We’ll find different ways of communicating through creativity and imagination. Sometimes that will be words, sometimes images, or music, or animation. If we’re going to imagine a divergent future, we need to make space for all those with divergent bodies, minds, and experiences. So our language has to get a lot more diverse, and a lot more colourful, exactly like the octopus.

We’ll consider how we can create social spaces - both real and imagined, that provide space for us all to play, dream, create, and explore. We’ll unstitch the ideology that time is money and your value is fiscal, and remake our identities as something deeper and more complex, based around what matters most: our humanity. These spaces will become gardens of both defence and creativity, like the gardens an octopus builds.

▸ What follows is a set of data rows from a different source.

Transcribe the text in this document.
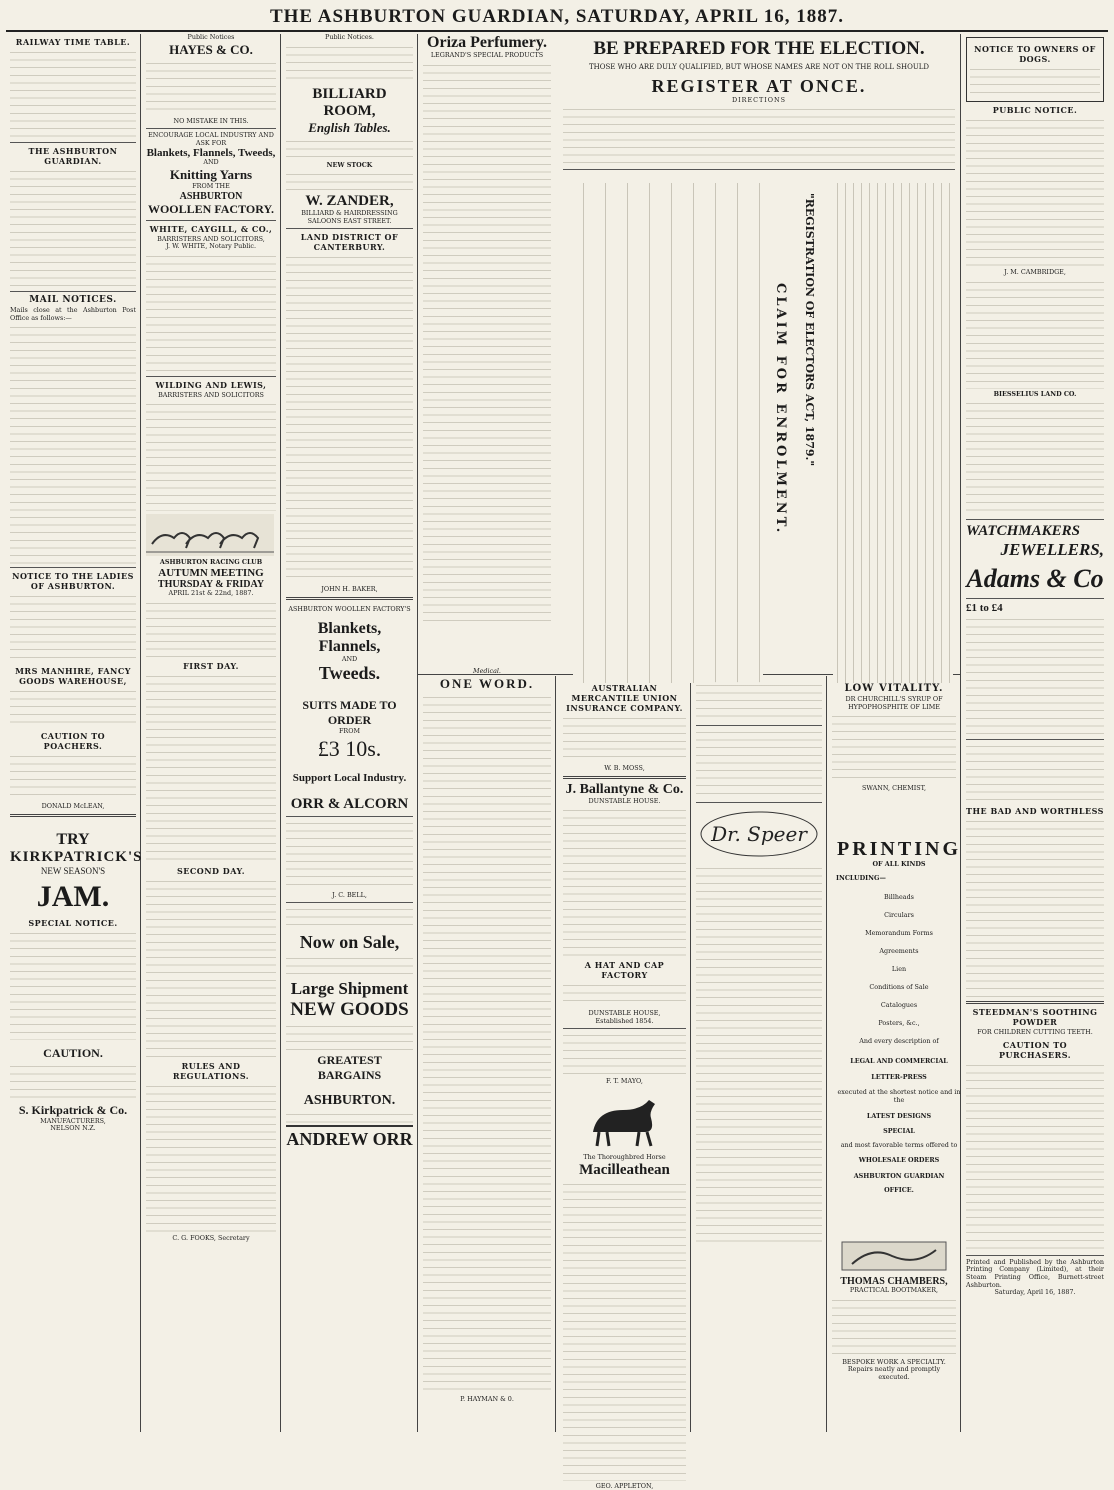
THE ASHBURTON GUARDIAN, SATURDAY, APRIL 16, 1887.
RAILWAY TIME TABLE.
THE ASHBURTON GUARDIAN.
MAIL NOTICES.
Mails close at the Ashburton Post Office as follows:—
NOTICE TO THE LADIES OF ASHBURTON.
MRS MANHIRE, FANCY GOODS WAREHOUSE,
CAUTION TO POACHERS.
DONALD McLEAN,
TRY
KIRKPATRICK'S
NEW SEASON'S
JAM.
SPECIAL NOTICE.
CAUTION.
S. Kirkpatrick & Co.
MANUFACTURERS,
NELSON N.Z.
Public Notices
HAYES & CO.
NO MISTAKE IN THIS.
ENCOURAGE LOCAL INDUSTRY AND ASK FOR
Blankets, Flannels, Tweeds,
AND
Knitting Yarns
FROM THE
ASHBURTON
WOOLLEN FACTORY.
WHITE, CAYGILL, & CO.,
BARRISTERS AND SOLICITORS,
J. W. WHITE, Notary Public.
WILDING AND LEWIS,
BARRISTERS AND SOLICITORS
ASHBURTON RACING CLUB
AUTUMN MEETING
THURSDAY & FRIDAY
APRIL 21st & 22nd, 1887.
FIRST DAY.
SECOND DAY.
RULES AND REGULATIONS.
C. G. FOOKS, Secretary
Public Notices.
BILLIARD ROOM,
English Tables.
NEW STOCK
W. ZANDER,
BILLIARD & HAIRDRESSING SALOONS EAST STREET.
LAND DISTRICT OF CANTERBURY.
JOHN H. BAKER,
ASHBURTON WOOLLEN FACTORY'S
Blankets, Flannels,
AND
Tweeds.
SUITS MADE TO ORDER
FROM
£3 10s.
Support Local Industry.
ORR & ALCORN
J. C. BELL,
Now on Sale,
Large Shipment
NEW GOODS
GREATEST BARGAINS
ASHBURTON.
ANDREW ORR
Oriza Perfumery.
LEGRAND'S SPECIAL PRODUCTS	BE PREPARED FOR THE ELECTION.
THOSE WHO ARE DULY QUALIFIED, BUT WHOSE NAMES ARE NOT ON THE ROLL SHOULD
REGISTER AT ONCE.
DIRECTIONS
"REGISTRATION OF ELECTORS ACT, 1879."
CLAIM FOR ENROLMENT.
Medical.
ONE WORD.
P. HAYMAN & 0.
AUSTRALIAN MERCANTILE UNION INSURANCE COMPANY.
W. B. MOSS,
J. Ballantyne & Co.
DUNSTABLE HOUSE.
A HAT AND CAP FACTORY
DUNSTABLE HOUSE,
Established 1854.
F. T. MAYO,
The Thoroughbred Horse
Macilleathean
GEO. APPLETON,
Dr. Speer
LOW VITALITY.
DR CHURCHILL'S SYRUP OF HYPOPHOSPHITE OF LIME
SWANN, CHEMIST,
PRINTING
OF ALL KINDS
INCLUDING—
Billheads
Circulars
Memorandum Forms
Agreements
Lien
Conditions of Sale
Catalogues
Posters, &c.,
And every description of
LEGAL AND COMMERCIAL
LETTER-PRESS
executed at the shortest notice and in the
LATEST DESIGNS
SPECIAL
and most favorable terms offered to
WHOLESALE ORDERS
ASHBURTON GUARDIAN
OFFICE.
THOMAS CHAMBERS,
PRACTICAL BOOTMAKER,
BESPOKE WORK A SPECIALTY.
Repairs neatly and promptly executed.
NOTICE TO OWNERS OF DOGS.
PUBLIC NOTICE.
J. M. CAMBRIDGE,
BIESSELIUS LAND CO.
WATCHMAKERS
JEWELLERS,
Adams & Co
£1 to £4
THE BAD AND WORTHLESS
STEEDMAN'S SOOTHING POWDER
FOR CHILDREN CUTTING TEETH.
CAUTION TO PURCHASERS.
Printed and Published by the Ashburton Printing Company (Limited), at their Steam Printing Office, Burnett-street Ashburton.
Saturday, April 16, 1887.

We’ll broaden our senses and try to understand the world beyond ourselves. We’ll look to our non-human kin for inspiration about new ways of being, and imagine sensory experiences far beyond our own. Just like an octopus sees with its skin and tastes with its arms, we’ll explore how we can build sensory diversity and needs into our futuristic spaces so that everyone can exist in comfort and peace.

And finally, we’ll be regrowing the excised limbs of society by centring our most vulnerable citizens, and imagining how we can provide a space that holds and supports those who need it, rather than amputating them from our social body. Just as an octopus regrows lost limbs, we’ll be rebuilding our social and communal anatomy to ensure justice and support for all.